I speak from direct experience. I started learning the piano at the age of four and was promptly put on an ‘exam treadmill’ – passing my Grade 8 at the age of fourteen. However there were many aspects of my early musical education that were lacking – I was never taught to play by ear, improvise or compose, and the pieces that I learnt were almost entirely for exam (or festival) requirements. As a teenager I was only able to play pop songs if I had sheet music in front of me – I was not able to pick these out by ear and harmonise with a few simple chord progressions. When I returned to music and piano study later in life, there were many gaps that needed to be filled.
I now teach the way I wish I had been taught; I want my students to be able to pick out tunes by ear, understand how they can be harmonised and not always have to rely on sheet music to play songs they love. I want them to be comfortable improvising at the piano and possibly composing their own pieces too. I want them to experience a wide variety of repertoire of different styles and periods and not be limited by an exam syllabus in their choice of music to learn. I also want them to have the opportunity to study for formal examinations – but only if they want to, and only when they have developed firm musical foundations which will allow them to succeed with confidence.
Pros and Cons
When I started teaching I studied for the Certificate of Piano Teaching run by EPTA-UK (European Piano Teachers’ Association). This is a highly regarded professional qualification for piano teachers. As part of this course we explored the role of formal graded exams in musical education and their pros and cons which I summarise below:
- Formal, well-recognised certification
- Measurement of achievement
- Some structure for learning
- Following a syllabus rather than a curriculum, meaning some skills are developed to the exclusion of others. (For a comprehensive piano curriculum please follow this link)
- If entered too soon, unnecessary pressure can be felt by pupils who may not have developed secure musical foundations
- The risk that taking exams can lead to a narrow and / or rushed teaching approach where new concepts are introduced too quickly and focus is solely on exam requirements rather than wider musicianship and enjoyment.
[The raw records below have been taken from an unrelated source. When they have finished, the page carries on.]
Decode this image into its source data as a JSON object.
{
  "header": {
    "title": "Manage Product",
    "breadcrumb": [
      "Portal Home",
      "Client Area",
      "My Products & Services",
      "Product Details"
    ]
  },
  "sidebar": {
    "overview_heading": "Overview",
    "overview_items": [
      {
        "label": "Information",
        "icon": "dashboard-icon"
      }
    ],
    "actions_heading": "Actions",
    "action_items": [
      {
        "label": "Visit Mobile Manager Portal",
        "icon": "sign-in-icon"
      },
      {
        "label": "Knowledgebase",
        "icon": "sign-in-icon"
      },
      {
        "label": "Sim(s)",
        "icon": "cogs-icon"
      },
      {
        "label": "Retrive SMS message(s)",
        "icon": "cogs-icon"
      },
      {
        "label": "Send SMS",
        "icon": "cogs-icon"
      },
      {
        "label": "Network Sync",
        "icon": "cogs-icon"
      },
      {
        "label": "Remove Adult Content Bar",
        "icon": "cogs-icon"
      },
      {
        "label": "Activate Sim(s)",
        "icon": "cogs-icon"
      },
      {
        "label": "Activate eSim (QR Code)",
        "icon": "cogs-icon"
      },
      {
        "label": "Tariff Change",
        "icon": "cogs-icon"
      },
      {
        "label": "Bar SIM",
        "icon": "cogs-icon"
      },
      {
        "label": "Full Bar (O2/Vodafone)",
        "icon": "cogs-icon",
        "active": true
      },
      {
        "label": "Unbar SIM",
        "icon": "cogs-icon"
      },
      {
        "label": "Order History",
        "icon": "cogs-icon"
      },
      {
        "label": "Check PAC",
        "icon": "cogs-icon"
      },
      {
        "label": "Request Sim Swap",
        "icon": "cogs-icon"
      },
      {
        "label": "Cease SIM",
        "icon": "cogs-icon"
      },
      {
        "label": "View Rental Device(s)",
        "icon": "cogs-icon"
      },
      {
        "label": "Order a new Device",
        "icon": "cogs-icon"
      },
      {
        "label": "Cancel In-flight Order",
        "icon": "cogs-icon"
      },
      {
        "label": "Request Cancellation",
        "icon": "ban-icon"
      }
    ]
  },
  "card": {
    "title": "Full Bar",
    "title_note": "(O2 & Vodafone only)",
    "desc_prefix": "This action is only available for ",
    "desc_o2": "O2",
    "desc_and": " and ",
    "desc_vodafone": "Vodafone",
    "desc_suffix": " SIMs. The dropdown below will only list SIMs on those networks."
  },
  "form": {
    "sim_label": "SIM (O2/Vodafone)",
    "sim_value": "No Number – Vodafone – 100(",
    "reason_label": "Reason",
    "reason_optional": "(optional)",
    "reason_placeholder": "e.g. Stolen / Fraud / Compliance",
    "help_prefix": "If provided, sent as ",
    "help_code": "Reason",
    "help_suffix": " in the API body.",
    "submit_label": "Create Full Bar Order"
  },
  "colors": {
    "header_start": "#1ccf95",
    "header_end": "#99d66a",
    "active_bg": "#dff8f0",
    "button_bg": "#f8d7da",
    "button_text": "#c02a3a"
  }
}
For the right pupils, there is a lot to be gained from taking exams. However in the UK it is too common for music education to be narrowly focused on exams and often students are entered too early. Many UK method books are sold with the objective of getting the students to grade 1 quickly and can take as little as 18 months to cover – often having only 1 or 2 volumes in the series. However, I believe that they often introduce new concepts far too quickly with little re-enforcement before moving onto the next. Further, they often omit wider skills such as composition, improvisation, playing by ear and chord harmonisation. (These skills are not pre-requisites for passing graded exams which maybe why they are omitted from these approaches). Therefore, rather than following a strict method I use a wide variety of materials and activities and tailor these to the particular strengths and interests of the individual student.
To sum up….
Talking to teaching colleagues, and in my own experience, too many students are rushed through the exam system only to give up after the first few grades. I have many adult students who are returning to the piano later in life, having taken a few grades when they were younger. Then they gave up – either they lost interest in the narrow approach solely focused on exams or they had not established sufficiently secure skills to be able to cope with the intermediate and higher grades. They always regret this. I believe that – had they a more well-rounded education of which exams formed only a part (if at all) – then they may have continued throughout their childhood and teenage years.
I want each and every one of my students to continue to play the piano throughout their lives, continuing to develop a real love for music and the endless possibilities that playing the piano can bring. And whilst many of them do take exams as part of this, I will never sacrifice their all-round musical enjoyment in favour of an exam certificate.